Víctor Montoya
Cuando
el Che llegó a La Higuera, amarrado a un helicóptero militar, tenía la pierna
herida por una bala y el aspecto de guerrillero inmortal.
A
la mañana siguiente, cuando fui a cumplir con mi deber de profesora, me
enfrenté a una realidad que no me dejaría ya vivir en paz. El Che estaba
sentado en una banca, dentro de la escuelita, y, al verme, me bromeó:
—¿Qué
hace una jovencita tan bonita en este pueblo?
No
le contesté. Estaba cohibida y no tenía experiencia de tratar con gente
desconocida.
Apenas
lo sacaron para tomar fotos, sus ojos me buscaron entre el tumulto para
guiñarme. Fue la primera vez que le devolví la mirada, pero algo avergonzada,
aunque por dentro sentía una enorme alegría, como quien encuentra el amor de su
vida mientras menos se lo espera.
En
el pueblo reinaba un clima tenso y la gente hablaba del mensaje del Presidente,
quien dijo por la radio que los barbudos eran invasores extranjeros, que se
llevarían a punta de cañón a los más jóvenes, que violarían a las mujeres y que
nos matarían a todos. No sabía si creer en las palabras del Presidente. Estaba
enamorada y el corazón empezó a latirme con más fuerza que antes. Nunca
vi a un hombre tan hermoso. Parecía uno de esos personajes que se niegan a
afeitarse y cortarse el pelo para parecerse a los héroes de las películas. Así
como estaba, con sus ropas rocosas y polvorientas, tenía la apariencia de
Cristo, una sonrisa dulce y una mirada tierna.
Esa
noche no dormí tranquila. Escuchaba las voces de los soldados y oficiales,
quienes parecían festejar su triunfo entre gritos y bebidas. Después, entrada
ya la noche, escuché unos disparos que hicieron estremecerme en la cama.
Al
día siguiente de su asesinato, ya en Valle Grande, lo vi tendido en el banco de
la lavandería; tenía los ojos irradiando la misma luz que me penetró como un
dardo en el pecho.
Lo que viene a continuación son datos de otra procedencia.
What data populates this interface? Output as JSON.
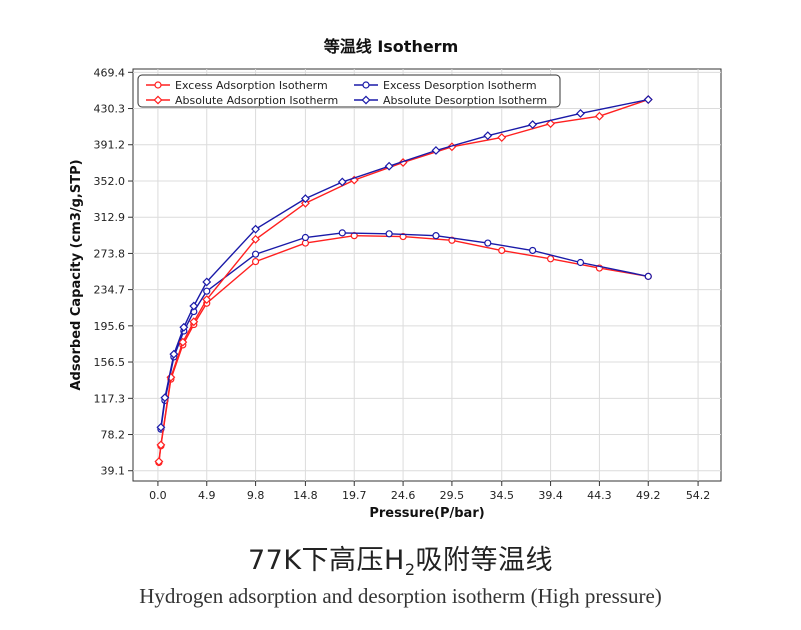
{
  "chart_data": {
    "type": "line",
    "title": "等温线 Isotherm",
    "xlabel": "Pressure(P/bar)",
    "ylabel": "Adsorbed Capacity (cm3/g,STP)",
    "xlim": [
      -2.5,
      56.5
    ],
    "ylim": [
      28,
      473
    ],
    "x_ticks": [
      "0.0",
      "4.9",
      "9.8",
      "14.8",
      "19.7",
      "24.6",
      "29.5",
      "34.5",
      "39.4",
      "44.3",
      "49.2",
      "54.2"
    ],
    "y_ticks": [
      "39.1",
      "78.2",
      "117.3",
      "156.5",
      "195.6",
      "234.7",
      "273.8",
      "312.9",
      "352.0",
      "391.2",
      "430.3",
      "469.4"
    ],
    "grid": true,
    "legend_position": "top-left",
    "series": [
      {
        "name": "Excess Adsorption Isotherm",
        "color": "#ff2020",
        "x": [
          0.1,
          0.3,
          1.3,
          2.5,
          3.6,
          4.9,
          9.8,
          14.8,
          19.7,
          24.6,
          29.5,
          34.5,
          39.4,
          44.3,
          49.2
        ],
        "y": [
          48,
          66,
          138,
          175,
          197,
          220,
          265,
          285,
          293,
          292,
          288,
          277,
          268,
          258,
          249
        ]
      },
      {
        "name": "Excess Desorption Isotherm",
        "color": "#1a1aa8",
        "x": [
          0.3,
          0.7,
          1.6,
          2.6,
          3.6,
          4.9,
          9.8,
          14.8,
          18.5,
          23.2,
          27.9,
          33.1,
          37.6,
          42.4,
          49.2
        ],
        "y": [
          84,
          115,
          162,
          190,
          211,
          233,
          273,
          291,
          296,
          295,
          293,
          285,
          277,
          264,
          249
        ]
      },
      {
        "name": "Absolute Adsorption Isotherm",
        "color": "#ff2020",
        "x": [
          0.1,
          0.3,
          1.3,
          2.5,
          3.6,
          4.9,
          9.8,
          14.8,
          19.7,
          24.6,
          29.5,
          34.5,
          39.4,
          44.3,
          49.2
        ],
        "y": [
          49,
          67,
          140,
          178,
          200,
          224,
          289,
          328,
          353,
          372,
          389,
          399,
          414,
          422,
          440
        ]
      },
      {
        "name": "Absolute Desorption Isotherm",
        "color": "#1a1aa8",
        "x": [
          0.3,
          0.7,
          1.6,
          2.6,
          3.6,
          4.9,
          9.8,
          14.8,
          18.5,
          23.2,
          27.9,
          33.1,
          37.6,
          42.4,
          49.2
        ],
        "y": [
          86,
          118,
          165,
          194,
          217,
          243,
          300,
          333,
          351,
          368,
          385,
          401,
          413,
          425,
          440
        ]
      }
    ]
  },
  "caption": {
    "zh_main": "77K下高压H",
    "zh_sub": "2",
    "zh_tail": "吸附等温线",
    "en": "Hydrogen adsorption and desorption isotherm (High pressure)"
  }
}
Me puse triste y lloré por dentro, pues no quería que los
militares se dieran cuenta de mis sentimientos.
Al
abandonar la lavandería, abriéndome paso entre el grupo de soldados, fotógrafos
y curiosos, un intenso amor empezó a crecer dentro de mí, mientras una voz
misteriosa me gritaba desde el fondo del alma: “Ese era el hombre que, como
ramilletes de flores, entregó su amor y sus ideales a los enamorados de la
libertad”.
Desde
entonces han pasado muchos años y todavía escuchó esa voz, que de seguro era la
voz del Che, quien en la palabra y la historia se convirtió en poesía
rebelde.
Otra
hubiera sido mi vida si no lo hubieran matado ese día. Hasta ahora escuchó esos
disparos zumbándome en la cabeza y hay noches que no me dejan dormir... Cómo
quisiera encontrarlo otra vez, para entregarle mi amor sin pedirle nada a
cambio, ahora y en la hora de mi muerte.